Now JCCF has taken their case to the Alberta Court of Appeal in Calgary, the Calgary Sun reports.
“There is a problem with the School Act because it restricts information to parents,” JCCF attorney Jay Cameron told the court. “Parents’ rights and children’s rights are harmonious to a certain age.” JCCF has also argued that GSAs amount to “ideological sexual clubs” and frequently disseminate radical and graphic material.
“Government has mandated secrecy but abdicated responsibility,” he continued, referencing schools’ lack of control over the materials shared by GSAs. “Government has lost control.”
In response, the three-judge panel stressed that GSA membership was voluntary and students were free to talk to their own parents about involvement in school clubs, indicating sympathy with the government’s position, but they did express reservations about Education Minister David Eggen’s threat last month that “following this law is not optional,” and failure to comply could imperil independent schools’ funding.
“It seems to be an attempt by the government to make the appellants give up their litigation,” observed Justice J.D. Bruce McDonald. The other judges expressed concerns about the impact on several thousand Alberta students whose schools could be shut down over the standoff.
Province representative Kristan McLeod responded by claiming there was no evidence either that any school will actually lose funding, or that GSAs distribute graphic material.
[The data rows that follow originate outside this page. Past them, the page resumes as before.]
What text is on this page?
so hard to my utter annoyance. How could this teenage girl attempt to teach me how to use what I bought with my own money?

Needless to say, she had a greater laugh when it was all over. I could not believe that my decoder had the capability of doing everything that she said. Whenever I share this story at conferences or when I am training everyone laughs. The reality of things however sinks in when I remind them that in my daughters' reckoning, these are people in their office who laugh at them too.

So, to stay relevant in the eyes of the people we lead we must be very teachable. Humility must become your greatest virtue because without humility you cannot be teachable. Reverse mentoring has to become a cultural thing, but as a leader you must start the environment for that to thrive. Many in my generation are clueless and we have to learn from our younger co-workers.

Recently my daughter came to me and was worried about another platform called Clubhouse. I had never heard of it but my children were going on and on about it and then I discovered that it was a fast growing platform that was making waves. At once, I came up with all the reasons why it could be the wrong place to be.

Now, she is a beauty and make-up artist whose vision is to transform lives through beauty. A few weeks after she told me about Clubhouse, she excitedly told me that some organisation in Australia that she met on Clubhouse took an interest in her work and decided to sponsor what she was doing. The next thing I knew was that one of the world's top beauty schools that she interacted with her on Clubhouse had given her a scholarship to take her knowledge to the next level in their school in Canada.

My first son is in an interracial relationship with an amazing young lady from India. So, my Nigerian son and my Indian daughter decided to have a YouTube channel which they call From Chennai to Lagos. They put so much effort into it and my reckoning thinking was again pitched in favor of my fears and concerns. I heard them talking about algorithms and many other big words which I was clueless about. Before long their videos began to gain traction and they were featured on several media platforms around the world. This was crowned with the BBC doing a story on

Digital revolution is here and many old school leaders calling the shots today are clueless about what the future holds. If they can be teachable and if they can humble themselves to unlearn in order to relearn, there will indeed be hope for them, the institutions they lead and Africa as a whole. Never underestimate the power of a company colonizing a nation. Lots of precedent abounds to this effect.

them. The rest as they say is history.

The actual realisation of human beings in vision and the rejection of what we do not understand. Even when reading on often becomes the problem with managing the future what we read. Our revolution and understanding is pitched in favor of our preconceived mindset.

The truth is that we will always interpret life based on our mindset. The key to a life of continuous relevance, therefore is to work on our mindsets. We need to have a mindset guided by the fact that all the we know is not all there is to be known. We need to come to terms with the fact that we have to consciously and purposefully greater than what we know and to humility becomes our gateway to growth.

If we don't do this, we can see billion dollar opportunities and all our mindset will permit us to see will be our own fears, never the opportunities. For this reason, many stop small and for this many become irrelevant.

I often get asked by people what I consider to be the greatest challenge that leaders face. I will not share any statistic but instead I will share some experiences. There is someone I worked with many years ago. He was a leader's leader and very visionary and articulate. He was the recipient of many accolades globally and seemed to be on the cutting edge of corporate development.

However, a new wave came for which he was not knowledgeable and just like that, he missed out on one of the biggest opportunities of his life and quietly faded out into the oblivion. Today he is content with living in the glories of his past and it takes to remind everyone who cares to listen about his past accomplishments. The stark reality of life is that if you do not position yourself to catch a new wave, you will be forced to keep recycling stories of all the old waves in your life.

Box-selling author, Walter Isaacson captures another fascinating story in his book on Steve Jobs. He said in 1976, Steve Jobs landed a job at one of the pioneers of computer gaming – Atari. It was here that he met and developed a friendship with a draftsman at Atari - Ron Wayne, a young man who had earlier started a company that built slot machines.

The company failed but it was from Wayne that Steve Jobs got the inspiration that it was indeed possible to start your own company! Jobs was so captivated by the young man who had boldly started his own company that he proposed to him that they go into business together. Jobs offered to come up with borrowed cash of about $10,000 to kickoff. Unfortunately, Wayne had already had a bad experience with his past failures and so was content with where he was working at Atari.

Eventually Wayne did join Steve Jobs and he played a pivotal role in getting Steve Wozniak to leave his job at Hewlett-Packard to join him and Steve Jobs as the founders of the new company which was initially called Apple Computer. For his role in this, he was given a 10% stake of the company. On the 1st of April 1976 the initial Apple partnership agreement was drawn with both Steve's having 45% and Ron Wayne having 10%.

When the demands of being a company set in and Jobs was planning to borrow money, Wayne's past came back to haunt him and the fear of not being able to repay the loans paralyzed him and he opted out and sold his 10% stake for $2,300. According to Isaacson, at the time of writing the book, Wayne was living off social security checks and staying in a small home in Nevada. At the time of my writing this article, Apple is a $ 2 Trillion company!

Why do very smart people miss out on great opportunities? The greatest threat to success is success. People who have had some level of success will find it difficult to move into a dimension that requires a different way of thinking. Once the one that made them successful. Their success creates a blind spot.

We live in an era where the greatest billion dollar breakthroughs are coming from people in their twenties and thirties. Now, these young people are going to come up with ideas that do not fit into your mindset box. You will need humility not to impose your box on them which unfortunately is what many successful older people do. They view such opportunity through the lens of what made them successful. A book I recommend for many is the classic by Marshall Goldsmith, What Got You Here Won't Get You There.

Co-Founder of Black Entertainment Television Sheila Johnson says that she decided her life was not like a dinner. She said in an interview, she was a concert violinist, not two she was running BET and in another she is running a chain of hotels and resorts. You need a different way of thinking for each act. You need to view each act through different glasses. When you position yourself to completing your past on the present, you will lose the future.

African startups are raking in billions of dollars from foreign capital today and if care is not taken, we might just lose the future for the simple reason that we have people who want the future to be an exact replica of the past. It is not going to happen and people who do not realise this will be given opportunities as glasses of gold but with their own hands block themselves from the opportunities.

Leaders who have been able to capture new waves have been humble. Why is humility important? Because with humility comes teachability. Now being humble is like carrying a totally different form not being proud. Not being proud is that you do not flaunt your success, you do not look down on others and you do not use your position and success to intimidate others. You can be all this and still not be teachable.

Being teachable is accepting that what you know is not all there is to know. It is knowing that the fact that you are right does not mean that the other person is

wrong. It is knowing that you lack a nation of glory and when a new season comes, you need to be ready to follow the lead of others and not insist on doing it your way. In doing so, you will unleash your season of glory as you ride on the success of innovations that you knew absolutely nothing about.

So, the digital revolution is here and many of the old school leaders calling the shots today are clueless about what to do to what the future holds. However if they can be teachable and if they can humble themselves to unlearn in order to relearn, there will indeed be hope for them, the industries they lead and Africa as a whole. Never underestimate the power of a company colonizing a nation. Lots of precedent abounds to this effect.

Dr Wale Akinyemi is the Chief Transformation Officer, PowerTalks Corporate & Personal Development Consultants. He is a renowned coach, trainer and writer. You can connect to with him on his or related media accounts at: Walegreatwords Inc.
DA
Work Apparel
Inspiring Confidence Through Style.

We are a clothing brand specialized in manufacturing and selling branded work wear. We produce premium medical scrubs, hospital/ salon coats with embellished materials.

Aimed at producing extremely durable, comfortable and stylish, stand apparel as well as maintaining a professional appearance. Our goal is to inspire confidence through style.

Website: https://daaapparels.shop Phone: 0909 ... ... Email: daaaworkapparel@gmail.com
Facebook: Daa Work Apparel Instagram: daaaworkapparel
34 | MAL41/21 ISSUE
In fact, the Alberta GSA Network website has linked to a variety of explicit materials related to topics such as bondage, masturbation, porn, and sex positions, all easily accessible to visitors to the site regardless of age. Furthermore, several parents testified in June that GSAs encouraged their children to believe they were “transgendered,” which in turn led to “psychological distress” and attempted suicide.
GSAs essentially take on a “leadership role” for “queer- and trans-informed education and activism” to compensate for a perceived lack of “anti-heteronormative and anti-cisnormative education,” Alicia Lapointe of the University of Western Ontario admitted in April.
The Alberta Court of Appeal has not yet revealed when it will release its written opinion on the case.